Although claustrum is not a component of the central autonomic network, our data indicate that its stimulation can modulate HRV. This could be partially explaind by the location of the claustrum adjacent to the insular cortex⁴³, and the connections between the claustrum and amygdala. The insular cortex is a structure conected with the amygdala, hypothalamus, periaqueductal gray matter, parabrachial complex, ventral medulla and the nucleus tractus solitarus, forming the central autonomic network⁴⁴. The insula is involved in cardiovascular activity regulation, as sustained by lesion and stimulation studies in animal models and humans. These studies revealed increased sympathetic responses during stimulation of the right rostral insular cortex. Additionally, stimulation of the left insula and caudal right insula caused depressed cardiomotor function with decreased blood pressure and bradycardia⁴⁵,⁴⁶. Further studies are needed to assess the excitatory or inhibitory neural effects of claustrum stimulation.

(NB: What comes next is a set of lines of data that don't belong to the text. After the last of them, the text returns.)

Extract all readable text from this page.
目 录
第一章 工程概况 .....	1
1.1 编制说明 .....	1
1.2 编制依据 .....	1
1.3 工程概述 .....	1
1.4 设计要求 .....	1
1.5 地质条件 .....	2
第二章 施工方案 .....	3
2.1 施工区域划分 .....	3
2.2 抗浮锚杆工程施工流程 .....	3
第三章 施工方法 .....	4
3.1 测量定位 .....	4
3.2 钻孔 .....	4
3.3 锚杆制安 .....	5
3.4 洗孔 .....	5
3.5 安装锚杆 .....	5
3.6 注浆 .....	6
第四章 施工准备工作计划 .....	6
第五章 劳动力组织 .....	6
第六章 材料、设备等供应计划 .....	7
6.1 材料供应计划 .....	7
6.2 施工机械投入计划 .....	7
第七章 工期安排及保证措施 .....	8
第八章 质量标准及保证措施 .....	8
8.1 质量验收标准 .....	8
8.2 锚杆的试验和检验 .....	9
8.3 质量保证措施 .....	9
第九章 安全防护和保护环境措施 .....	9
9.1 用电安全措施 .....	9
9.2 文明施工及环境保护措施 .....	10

To the best of our knowledge, there are missing clinical randomised control trials to compare different stimulation protocols and to find the optimal parameters of DBS for a specific target. We chose to use a high-frequency stimulation for the claustrum based on previous stimulation protocols²⁵,^27,28,29. Also, our study focused on a single acute stimulation session-induced HRV changes. However, the DBS in Parkison's disease is a chronic procedure, with long-term effects as shown by the 2, 5 or 7 years follow-up studies⁴⁷,⁴⁸. Further study on the long-term effect of claustrum stimulation is the next logical step in this scientific endeavour.

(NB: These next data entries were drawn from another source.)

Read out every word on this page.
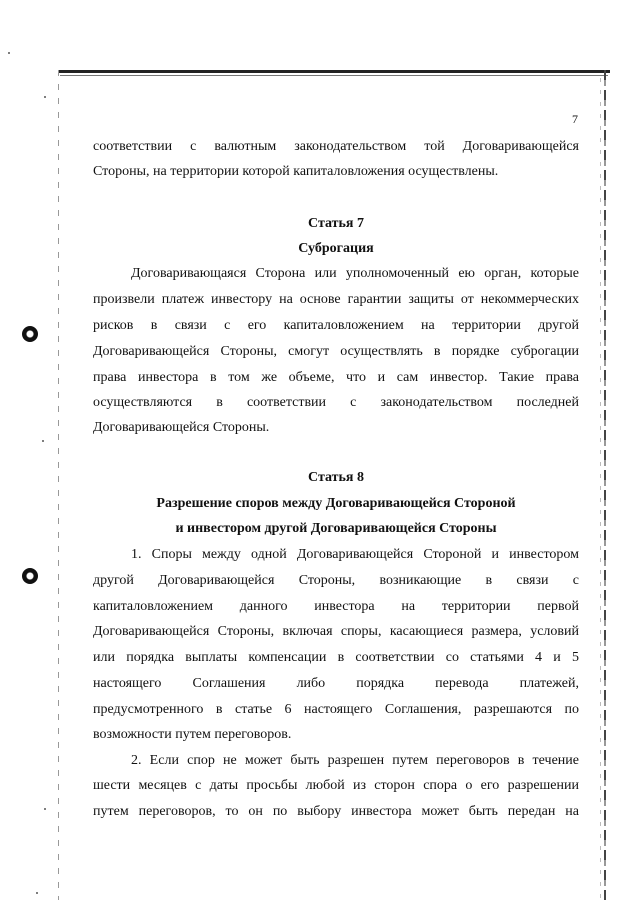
7
соответствии с валютным законодательством той Договаривающейся
Стороны, на территории которой капиталовложения осуществлены.
Статья 7
Суброгация
Договаривающаяся Сторона или уполномоченный ею орган, которые
произвели платеж инвестору на основе гарантии защиты от некоммерческих
рисков в связи с его капиталовложением на территории другой
Договаривающейся Стороны, смогут осуществлять в порядке суброгации
права инвестора в том же объеме, что и сам инвестор. Такие права
осуществляются в соответствии с законодательством последней
Договаривающейся Стороны.
Статья 8
Разрешение споров между Договаривающейся Стороной
и инвестором другой Договаривающейся Стороны
1. Споры между одной Договаривающейся Стороной и инвестором
другой Договаривающейся Стороны, возникающие в связи с
капиталовложением данного инвестора на территории первой
Договаривающейся Стороны, включая споры, касающиеся размера, условий
или порядка выплаты компенсации в соответствии со статьями 4 и 5
настоящего Соглашения либо порядка перевода платежей,
предусмотренного в статье 6 настоящего Соглашения, разрешаются по
возможности путем переговоров.
2. Если спор не может быть разрешен путем переговоров в течение
шести месяцев с даты просьбы любой из сторон спора о его разрешении
путем переговоров, то он по выбору инвестора может быть передан на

While reduced sympathetic activity is connected to less cardiovascular risk, PD is associated with neurogenic orthostatic hypotension caused by both baroreflex failure and sympathetic denervation¹⁷. Thus, it remains to be clarified by further studies if DBS is a friend or foe in patients with PD and which region should be stimulated for best results. Also, due to their motor symptoms, post-MI PD patients cannot undergo exercise training, shown to be beneficial in improving the post MI disrupted SVB⁴⁹. Thus, if these patients were DBS candidates, they might benefit more from DBS than just for their motor symptoms, through potential improvement of the SVB and consequent cardiovascular risk reduction.